Por MARI ÁNGELES SOLÍS / La habitación era húmeda y casi siempre, solitaria.
En un rincón, el muñeco de trapo, colocado, mirando continuamente en la misma dirección. Del techo, colgando la cruceta de la marioneta. Y el muñeco, inmóvil, la observaba. Ella esperaba a que llegase aquel momento en que entrasen esas manos y la hiciesen volar y vibrar. El muñeco a veces se envolvía en su inmovilismo pero no se dejaba ganar por la tristeza, porque sabía que su amiga, estaba siendo manejada, manipulada… si no fuera por las cuerdas, sería al igual que él, un muñeco de trapo sucio y descolorido…
El tiempo pasaba. La marioneta despertó una mañana con la absurda idea de ser libre. Y miró sus cuerdas, sin caer en la cuenta de que, esas cuerdas, eran la única posibilidad de tenía de adquirir un poco de vida… pero las quiso romper. En un macabro balanceo, empezó a tirar. Primero suavemente. Después con movimientos más bruscos hasta que… finalmente, arrancó las cuerdas y vio en lo alto, la cruceta girando en el infinito.
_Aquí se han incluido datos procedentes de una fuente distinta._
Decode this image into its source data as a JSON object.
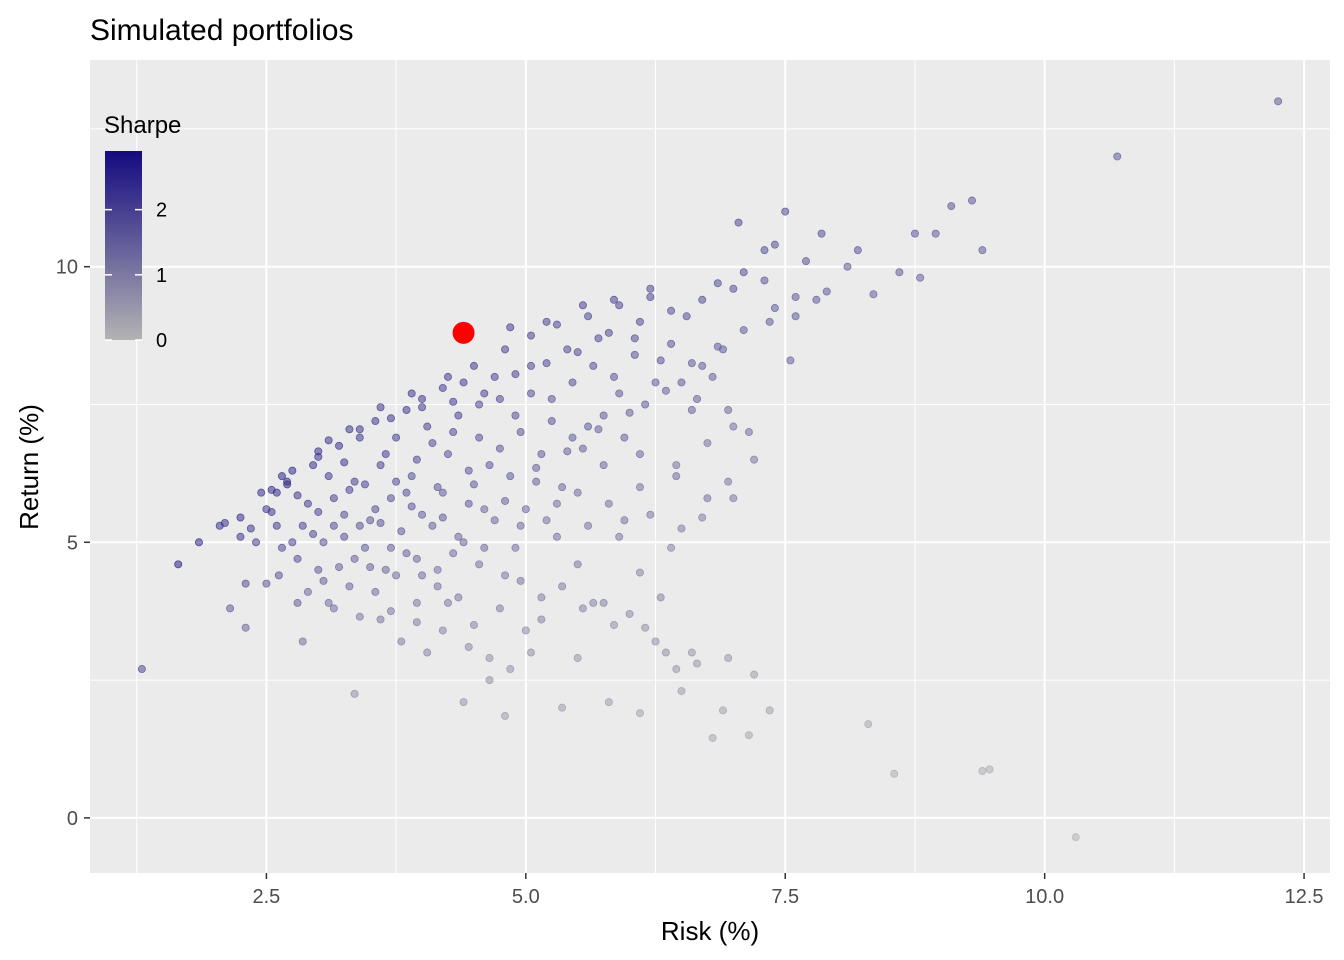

Quedó en el suelo, sola, rota, descolorida, sin movimiento. Fue entonces… la tormenta rugía fuera… el muñeco de trapo se arrastró y llegó hasta ella. La abrazó… estaban de igual a igual. La marioneta suspiró. Al romper sus cuerdas había encontrado la libertad. Tenía a su lado al muñeco que la abrazaba… y toda esa escena, rodeada de un silencio sepulcral, hizo brillar la luz de sus corazones.
La habitación se iluminó… cuando el muñeco dijo: “aunque te hayan hundido, yo te quiero. Incluso más”.